6. Comparative Assessment and System Integration
GAP9-based modules (e.g., GAP9Shield) advance state-of-the-art edge-AI by combining high throughput, I/O density, and miniaturization. Noteworthy comparisons (per (Müller et al., 27 Jun 2024)):
| Metric | AI-Deck + Ranger Deck | GAP9Shield | Improvement |
|---|---|---|---|
| Weight | 7 g | 6 g | –15 % |
| Volume | 6480 mm³ | 4050 mm³ | –37 % |
| RGB QVGA Frame Rate | 5.8 FPS | 7 FPS | +20 % |
| Max Inference Power | ~150 mW | 93 mW | –38 % |
| Multi-dir. Ranging | 60 Hz single sensor | 40 Hz ×5 | Higher throughput |
These system-level advantages are attributable to the co-design of compute, acceleration, and interface circuitry, enabling real-time object detection, localization, and closed-loop control at power/performance points previously unattainable for palm-sized platforms.

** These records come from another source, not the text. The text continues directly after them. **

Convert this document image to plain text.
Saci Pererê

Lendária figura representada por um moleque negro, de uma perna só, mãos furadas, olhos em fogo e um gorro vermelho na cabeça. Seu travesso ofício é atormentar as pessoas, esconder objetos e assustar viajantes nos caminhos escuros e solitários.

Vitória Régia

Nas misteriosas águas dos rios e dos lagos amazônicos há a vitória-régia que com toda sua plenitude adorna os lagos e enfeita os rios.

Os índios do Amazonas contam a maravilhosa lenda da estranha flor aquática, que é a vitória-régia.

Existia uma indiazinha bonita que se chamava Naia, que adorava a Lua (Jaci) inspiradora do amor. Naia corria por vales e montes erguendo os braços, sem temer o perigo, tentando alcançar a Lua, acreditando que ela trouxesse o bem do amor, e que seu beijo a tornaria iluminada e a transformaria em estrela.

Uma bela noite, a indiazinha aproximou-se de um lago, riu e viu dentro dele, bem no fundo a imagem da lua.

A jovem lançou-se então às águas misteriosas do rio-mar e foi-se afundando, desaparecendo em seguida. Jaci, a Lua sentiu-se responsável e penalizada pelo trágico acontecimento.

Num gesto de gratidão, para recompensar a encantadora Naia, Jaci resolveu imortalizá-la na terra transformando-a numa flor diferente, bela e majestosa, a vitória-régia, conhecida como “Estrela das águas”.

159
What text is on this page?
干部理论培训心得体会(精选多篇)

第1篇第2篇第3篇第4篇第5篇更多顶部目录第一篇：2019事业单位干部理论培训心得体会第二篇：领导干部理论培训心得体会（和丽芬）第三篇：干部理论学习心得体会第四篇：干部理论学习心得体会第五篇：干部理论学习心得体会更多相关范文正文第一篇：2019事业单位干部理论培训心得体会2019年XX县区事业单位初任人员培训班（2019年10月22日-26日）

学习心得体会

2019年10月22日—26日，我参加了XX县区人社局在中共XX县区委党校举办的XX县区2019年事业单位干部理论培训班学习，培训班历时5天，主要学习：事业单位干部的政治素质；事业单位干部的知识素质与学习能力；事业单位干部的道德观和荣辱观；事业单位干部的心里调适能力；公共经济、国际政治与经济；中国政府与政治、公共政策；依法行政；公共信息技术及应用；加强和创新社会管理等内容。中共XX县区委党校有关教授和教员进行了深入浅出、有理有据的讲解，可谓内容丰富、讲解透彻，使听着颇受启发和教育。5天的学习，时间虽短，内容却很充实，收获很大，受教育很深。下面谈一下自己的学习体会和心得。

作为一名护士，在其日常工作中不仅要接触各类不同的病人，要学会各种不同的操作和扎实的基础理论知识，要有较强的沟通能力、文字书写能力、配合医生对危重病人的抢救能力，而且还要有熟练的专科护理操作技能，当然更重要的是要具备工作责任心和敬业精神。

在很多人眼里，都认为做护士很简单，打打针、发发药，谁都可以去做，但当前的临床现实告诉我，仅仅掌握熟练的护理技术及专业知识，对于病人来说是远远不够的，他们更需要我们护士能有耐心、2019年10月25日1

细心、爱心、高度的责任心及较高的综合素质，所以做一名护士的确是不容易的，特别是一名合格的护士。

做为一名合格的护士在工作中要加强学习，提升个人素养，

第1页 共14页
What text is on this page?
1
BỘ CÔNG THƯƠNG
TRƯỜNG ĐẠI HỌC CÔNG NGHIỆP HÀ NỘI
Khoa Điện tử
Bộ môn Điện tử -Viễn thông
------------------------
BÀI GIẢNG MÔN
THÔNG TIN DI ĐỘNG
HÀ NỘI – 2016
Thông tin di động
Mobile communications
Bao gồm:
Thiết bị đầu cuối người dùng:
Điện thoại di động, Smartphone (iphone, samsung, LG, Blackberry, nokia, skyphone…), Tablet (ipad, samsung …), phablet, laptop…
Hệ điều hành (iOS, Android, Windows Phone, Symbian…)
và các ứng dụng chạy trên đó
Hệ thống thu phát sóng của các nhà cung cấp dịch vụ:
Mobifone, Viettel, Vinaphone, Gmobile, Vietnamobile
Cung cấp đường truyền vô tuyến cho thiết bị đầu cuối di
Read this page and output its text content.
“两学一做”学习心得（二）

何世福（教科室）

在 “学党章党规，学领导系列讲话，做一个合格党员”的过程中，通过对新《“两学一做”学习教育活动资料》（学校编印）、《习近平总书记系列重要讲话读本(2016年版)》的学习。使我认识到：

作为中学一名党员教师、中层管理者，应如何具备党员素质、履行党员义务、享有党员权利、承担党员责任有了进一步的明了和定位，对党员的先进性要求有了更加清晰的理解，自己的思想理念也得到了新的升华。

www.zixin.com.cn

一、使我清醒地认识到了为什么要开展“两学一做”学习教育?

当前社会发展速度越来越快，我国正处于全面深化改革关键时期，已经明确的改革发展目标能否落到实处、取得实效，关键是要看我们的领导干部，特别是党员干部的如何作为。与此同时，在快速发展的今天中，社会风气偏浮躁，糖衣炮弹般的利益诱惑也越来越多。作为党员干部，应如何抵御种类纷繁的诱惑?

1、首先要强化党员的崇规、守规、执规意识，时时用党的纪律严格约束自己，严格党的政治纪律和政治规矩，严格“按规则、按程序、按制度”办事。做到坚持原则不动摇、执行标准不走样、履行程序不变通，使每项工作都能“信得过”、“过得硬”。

7. Implications and Research Significance
Deployments leveraging GAP9 have demonstrated state-of-the-art results in edge-AI for nano-drones—enabling dense sensor fusion, multi-modal SLAM, and sub-20 ms vision inference within strict thermal and mass budgets (Müller et al., 27 Jun 2024). In wearable biomedicine, the same SoC enables near-sensor ML for BCI and biosignal interpretation, achieving >2× bandwidth reduction for wireless data and sub-3 μJ/sample energy profiles (Frey et al., 2023). These capabilities position GAP9 as a competitive platform for next-generation ultra-low-power robotics, human-computer interfaces, and cognitive edge analytics, where throughput, programmability, and power efficiency are all critical design determinants.